AY: That is the only silver lining here, is that as AI and automation take off, it should push us to dramatically reconsider what our economy is for, what we value. Whether we truly think mothers and caregivers deserve zero, and many other fundamental questions that we've let languish for decades. So many of these things we should have been trying to address earlier. But here we are, it's 2019, AI is about to take off, and are we really going to just keep on doing the same thing and assume the rules of the economy are going to be the same as they were in the '70s? To me that's ridiculous, that's a stupid approach we need to evolve and advance as fast as possible.

MS: So how does a universal basic income fit into this? How you would implement a UBI, and where would that money come from?

AY: The plan is to give everyone $1,000 a month starting at age 18, $12,000 a year, and what this would do is create 2-million-plus new jobs in the economy. Because of all the spending power that people would have, it would make children stronger and healthier, it would improve mental health, it would decrease stress levels, it would create hundreds of thousands of new entrepreneurs and creatives, and it would enable millions of Americans to more effectively transition from one occupation or industry or neighborhood to another. And this is the kind of big move we need to make in order to help keep our society strong through one of the greatest economic and technological transformations in our history.

MS: Would you point to any UBI pilot programs that would back up with solid data that this is a good idea and in fact a necessary idea?

AY: The best data we have is that one state has had a dividend for 37 years: Everyone in Alaska gets between $1,000 and $2,000 a year, no questions asked. And it's wildly popular. It has created thousands of jobs, improved children's health, has decreased income inequality, and has stood the test of time through many, many different governors and administrators because everyone loves it. You don't need to look very far to even another country to find an incredibly successful example of the dividend in action.

MS: Switching gears to climate change. You actually have a section of your website about geoengineering, approaches like spraying aerosols in the atmosphere to cool the Earth. Geoengineering researchers are saying please, please, please, this needs governance. We can't just let a rogue country go off and spray aerosols, because it might affect the weather of its neighbors.

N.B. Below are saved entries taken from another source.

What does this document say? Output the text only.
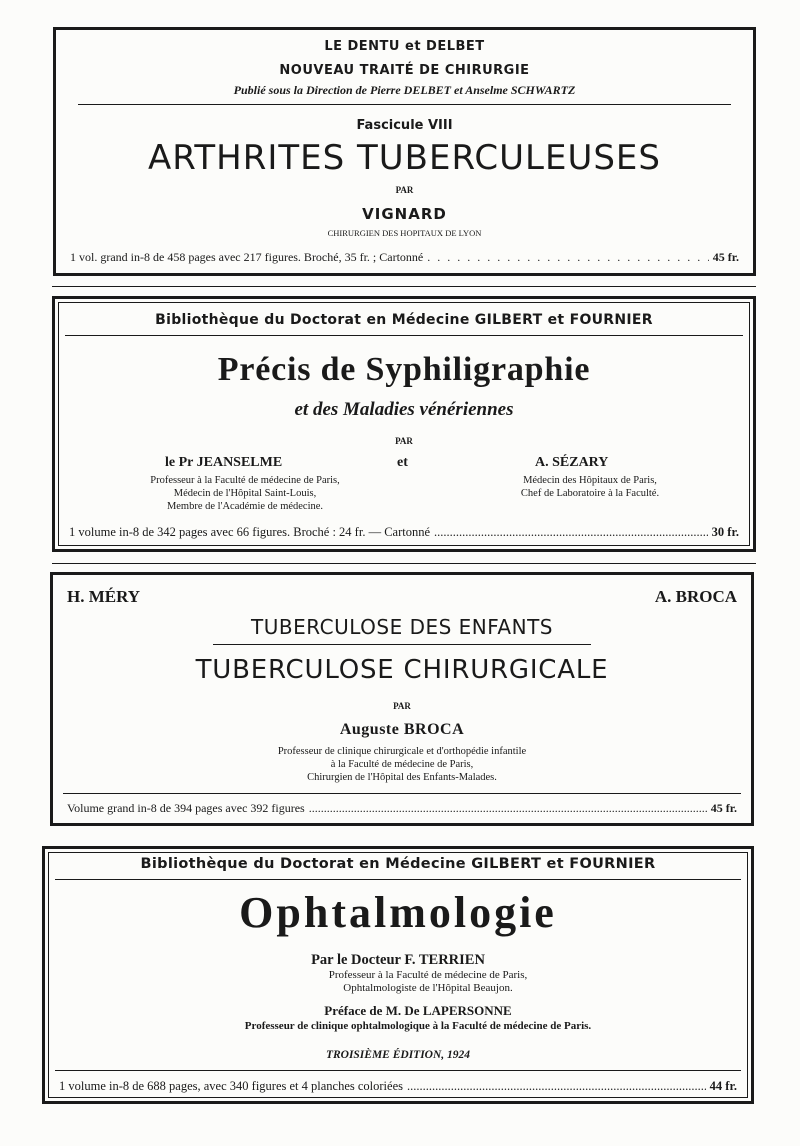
LE DENTU et DELBET
NOUVEAU TRAITÉ DE CHIRURGIE
Publié sous la Direction de Pierre DELBET et Anselme SCHWARTZ
Fascicule VIII
ARTHRITES TUBERCULEUSES
PAR
VIGNARD
CHIRURGIEN DES HOPITAUX DE LYON
1 vol. grand in-8 de 458 pages avec 217 figures. Broché, 35 fr. ; Cartonné . . .	45 fr.
Bibliothèque du Doctorat en Médecine GILBERT et FOURNIER
Précis de Syphiligraphie
et des Maladies vénériennes
PAR
le Pr JEANSELME	et	A. SÉZARY
Professeur à la Faculté de médecine de Paris,
Médecin de l'Hôpital Saint-Louis,
Membre de l'Académie de médecine.
Médecin des Hôpitaux de Paris,
Chef de Laboratoire à la Faculté.
1 volume in-8 de 342 pages avec 66 figures. Broché : 24 fr. — Cartonné .....	30 fr.
H. MÉRY	A. BROCA
TUBERCULOSE DES ENFANTS
TUBERCULOSE CHIRURGICALE
PAR
Auguste BROCA
Professeur de clinique chirurgicale et d'orthopédie infantile
à la Faculté de médecine de Paris,
Chirurgien de l'Hôpital des Enfants-Malades.
Volume grand in-8 de 394 pages avec 392 figures .....	45 fr.
Bibliothèque du Doctorat en Médecine GILBERT et FOURNIER
Ophtalmologie
Par le Docteur F. TERRIEN
Professeur à la Faculté de médecine de Paris,
Ophtalmologiste de l'Hôpital Beaujon.
Préface de M. De LAPERSONNE
Professeur de clinique ophtalmologique à la Faculté de médecine de Paris.
TROISIÈME ÉDITION, 1924
1 volume in-8 de 688 pages, avec 340 figures et 4 planches coloriées .....	44 fr.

AY: The best way to get international understanding is to get the United States to find leadership in this, which would mean putting some resources to work, galvanizing the scientific community. Saying look, we should bring other countries to the table and come to some sort of agreement that no one country is going to start geoengineering without some sort of greater framework in place. But we don't have that much time, because there are some countries that are literally slipping under the waves. And one of the things I've said is we probably have 20 years before China just starts doing this unilaterally—they're the type just to do it. So we need to provide leadership in this direction as fast as possible.

MS: What about the moral hazard here? That if we do something as drastic as geoengineering, people will think, well, we're in the clear, now we can keep emitting as we have.*

AY: We're in a crisis where we need to do everything at once. It's clearly not that we should explore geoengineering so that people can just keep emitting. We need to reduce emissions, we need to advance more renewable sources of energy, and we need to explore geoengineering. They're not mutually exclusive—they’re conjunctive.